Daniel let out a little laugh. 

"Really, Susan, please don't imagine you can try and tell me what's going on in another man's mind," he said, loftily. "You always were quite sure you knew everything, weren't you? Well, I can assure you that you aren't nearly as clever as you think, and I would ask you please not to interfere. None of this was ever any of your business in the first place, and I can hardly believe you've had the bare-faced cheek to imagine it was. You always liked being in the middle of some drama of your own making, didn't you? Well, it's time it stopped. Honestly, Suzie, sometimes you're just too much to believe." 

Susan bit her lip. 

Inside her thought, Evander stirred. She felt his touch against her, cool and soothing against the heat of her pain. 

"Daniel," she said, slowly. "I'm sure you're trying to do what you think best, but I can't do it. I have to try and stop Mr. Lefay. I have to take the rings from him. You can - you can come with me if you like, you can help if you feel you'd like to - to work together. But he won't give them to you. Or to anybody. He wants to keep them. He's determined." 

"I won't hear of it!" Daniel expostulated. "I'm not having you - making a fool of yourself any more. Leave that ridiculous sword where it is and make yourself ready to go back to the boat. You can take that hideous horse creature with you if you like, but go you will. I won't tolerate this. You will do what you are told or I'll -" 

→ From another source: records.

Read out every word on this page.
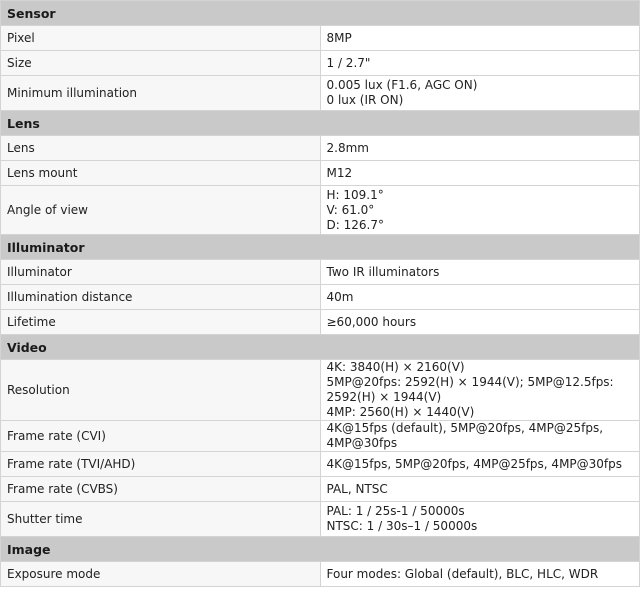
Sensor	
Pixel	8MP

Size	1 / 2.7"

Minimum illumination	0.005 lux (F1.6, AGC ON)
0 lux (IR ON)

Lens	
Lens	2.8mm

Lens mount	M12

Angle of view	H: 109.1°
V: 61.0°
D: 126.7°

Illuminator	
Illuminator	Two IR illuminators

Illumination distance	40m

Lifetime	≥60,000 hours

Video	
Resolution	4K: 3840(H) × 2160(V)
5MP@20fps: 2592(H) × 1944(V); 5MP@12.5fps: 2592(H) × 1944(V)
4MP: 2560(H) × 1440(V)

Frame rate (CVI)	4K@15fps (default), 5MP@20fps, 4MP@25fps, 4MP@30fps

Frame rate (TVI/AHD)	4K@15fps, 5MP@20fps, 4MP@25fps, 4MP@30fps

Frame rate (CVBS)	PAL, NTSC

Shutter time	PAL: 1 / 25s-1 / 50000s
NTSC: 1 / 30s–1 / 50000s

Image	
Exposure mode	Four modes: Global (default), BLC, HLC, WDR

"Or you'll what?" Susan asked, suddenly. "You can't do anything to me, Daniel. You can hit me if you like, but it won't stop me. I have promised that I would try and stop Mr. Lefay, and I'm going to do that. It doesn't - it doesn't make any difference what you think." 

"How dare you refuse me?" Daniel shouted, fury making his face scarlet, even in the firelight. "I can't believe I'm hearing this. You will go back and wait for me, the way a wife should. You will do what I ask you. This is all because of that - that giant, isn't it? That creature ought to be in a cage. You are my wife, and you will do what I tell you, and you will never see nor speak to him again, do you understand?" 

There was a moment's silence. 

"How do you know about him?" Susan asked quietly. "You can't see him here. How do you know about him?" 

"Because - because I've been watching you!" Daniel shrieked, leaping to his feet. "I know all about it! I know what you've been doing. I know he's been trying to undermine me. He's done his best to persuade you to - to disobey me. Well, you won't. You will not! I am your husband, and you will do as I say!" 

"Watching, Daniel?" said Susan, softly. "Watching from where?" 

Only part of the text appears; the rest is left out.